The 2014 session began with the widespread expectation that the Legislature would secure a permanent waiver from the detested No Child Left Behind law. To do so, it had to require that statewide tests be used — or at least mentioned — in the evaluation of teachers and principals.
The Obama administration had been exempting states from the draconian penalties of No Child Left Behind on condition that they tied evaluations to statewide tests and took other reasonable steps toward accountability and rigor.
Education Secretary Arne Duncan had given waivers to more than 40 states. The waivers meant that school districts could escape NCLB’s harshest sanction — the loss of control over a big chunk of federal money earmarked for helping low-income kids.
Duncan had given Washington a conditional exemption on the understanding that the 2014 Legislature would order at least minimal use of statewide testing data.
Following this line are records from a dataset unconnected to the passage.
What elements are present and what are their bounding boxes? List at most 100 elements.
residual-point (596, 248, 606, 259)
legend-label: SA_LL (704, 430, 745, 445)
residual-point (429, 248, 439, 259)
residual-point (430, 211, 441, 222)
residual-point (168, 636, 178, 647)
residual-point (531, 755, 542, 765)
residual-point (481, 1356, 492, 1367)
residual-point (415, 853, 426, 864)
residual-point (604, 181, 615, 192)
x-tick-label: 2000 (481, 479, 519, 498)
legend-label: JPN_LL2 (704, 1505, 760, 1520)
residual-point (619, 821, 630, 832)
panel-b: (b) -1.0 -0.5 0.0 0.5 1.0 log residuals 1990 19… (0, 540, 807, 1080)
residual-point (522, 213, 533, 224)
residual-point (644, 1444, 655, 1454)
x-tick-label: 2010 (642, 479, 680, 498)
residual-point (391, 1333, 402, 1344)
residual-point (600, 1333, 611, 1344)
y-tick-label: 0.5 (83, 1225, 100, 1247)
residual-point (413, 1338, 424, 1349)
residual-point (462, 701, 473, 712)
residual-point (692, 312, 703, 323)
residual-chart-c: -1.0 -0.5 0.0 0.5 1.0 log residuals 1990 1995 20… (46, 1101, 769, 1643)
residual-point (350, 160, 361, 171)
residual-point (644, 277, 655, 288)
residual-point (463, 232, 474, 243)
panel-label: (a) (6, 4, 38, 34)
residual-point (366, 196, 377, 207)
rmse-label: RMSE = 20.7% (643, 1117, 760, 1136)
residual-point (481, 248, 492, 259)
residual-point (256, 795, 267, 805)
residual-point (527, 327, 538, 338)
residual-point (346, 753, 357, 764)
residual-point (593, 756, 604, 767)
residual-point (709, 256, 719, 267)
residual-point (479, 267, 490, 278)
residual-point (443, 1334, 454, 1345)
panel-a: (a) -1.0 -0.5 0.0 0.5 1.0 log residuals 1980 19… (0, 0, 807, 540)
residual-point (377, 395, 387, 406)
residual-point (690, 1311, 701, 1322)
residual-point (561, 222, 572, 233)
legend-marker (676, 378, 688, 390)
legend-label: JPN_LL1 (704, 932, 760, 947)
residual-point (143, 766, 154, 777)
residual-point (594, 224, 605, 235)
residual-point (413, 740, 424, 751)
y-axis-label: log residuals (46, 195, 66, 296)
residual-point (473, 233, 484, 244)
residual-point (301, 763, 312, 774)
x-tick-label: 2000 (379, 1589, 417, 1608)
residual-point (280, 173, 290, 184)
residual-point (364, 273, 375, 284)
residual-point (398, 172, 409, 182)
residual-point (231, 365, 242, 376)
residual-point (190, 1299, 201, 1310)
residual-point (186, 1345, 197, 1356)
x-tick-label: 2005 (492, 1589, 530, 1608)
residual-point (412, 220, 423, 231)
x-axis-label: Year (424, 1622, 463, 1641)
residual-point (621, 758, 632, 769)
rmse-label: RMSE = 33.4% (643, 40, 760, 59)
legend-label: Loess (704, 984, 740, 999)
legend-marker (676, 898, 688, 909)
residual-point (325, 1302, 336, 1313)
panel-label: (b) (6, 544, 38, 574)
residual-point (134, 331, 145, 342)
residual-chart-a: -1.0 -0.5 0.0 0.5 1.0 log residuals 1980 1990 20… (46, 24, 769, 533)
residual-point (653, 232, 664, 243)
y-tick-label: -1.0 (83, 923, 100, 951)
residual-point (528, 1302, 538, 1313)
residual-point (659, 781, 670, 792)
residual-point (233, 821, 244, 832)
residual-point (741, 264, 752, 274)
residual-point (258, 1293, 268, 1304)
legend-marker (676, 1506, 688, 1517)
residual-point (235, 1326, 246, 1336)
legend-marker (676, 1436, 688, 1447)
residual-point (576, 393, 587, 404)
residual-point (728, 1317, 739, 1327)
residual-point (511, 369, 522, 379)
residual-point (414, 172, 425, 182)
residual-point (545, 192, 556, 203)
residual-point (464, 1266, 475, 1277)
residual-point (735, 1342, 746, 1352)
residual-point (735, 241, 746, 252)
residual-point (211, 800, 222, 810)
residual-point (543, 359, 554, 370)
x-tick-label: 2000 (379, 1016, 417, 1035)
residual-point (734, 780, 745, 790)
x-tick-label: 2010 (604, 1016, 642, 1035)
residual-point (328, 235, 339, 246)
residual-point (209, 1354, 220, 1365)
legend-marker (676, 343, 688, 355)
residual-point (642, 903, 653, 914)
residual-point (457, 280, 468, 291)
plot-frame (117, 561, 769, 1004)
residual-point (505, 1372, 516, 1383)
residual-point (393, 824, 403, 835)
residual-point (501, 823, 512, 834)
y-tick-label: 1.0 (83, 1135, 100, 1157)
Minimal could mean minuscule. A school district could make the data count for as little as 1 percent of the evaluation if it wanted to.
Without a waiver, many districts would have to divert those funds from classrooms to things like private tutoring and bus rides to other districts. If the Legislature didn’t act, Tacoma Public Schools alone stood to lose almost $2 million a year.
The Legislature didn’t act. The prospect of even 1 percent was apparently an outrage so great it justified forfeiting control of those millions.
In mid-session, the WEA started jerking chains and issuing marching orders to its servants in the Legislature. The House and Senate dropped the effort to keep the waiver. To appease the union, they sold out the kids. Washington lost its waiver.
It hurt. In some cases, teachers got laid off. Tacoma — which needed that money — was slammed particularly hard.
The Senate has acted; now the House has a chance to demonstrate its loyalties. We don’t know yet where those loyalties lie, but we know where they belong: with kids from poor families, not union leaders with rich war chests.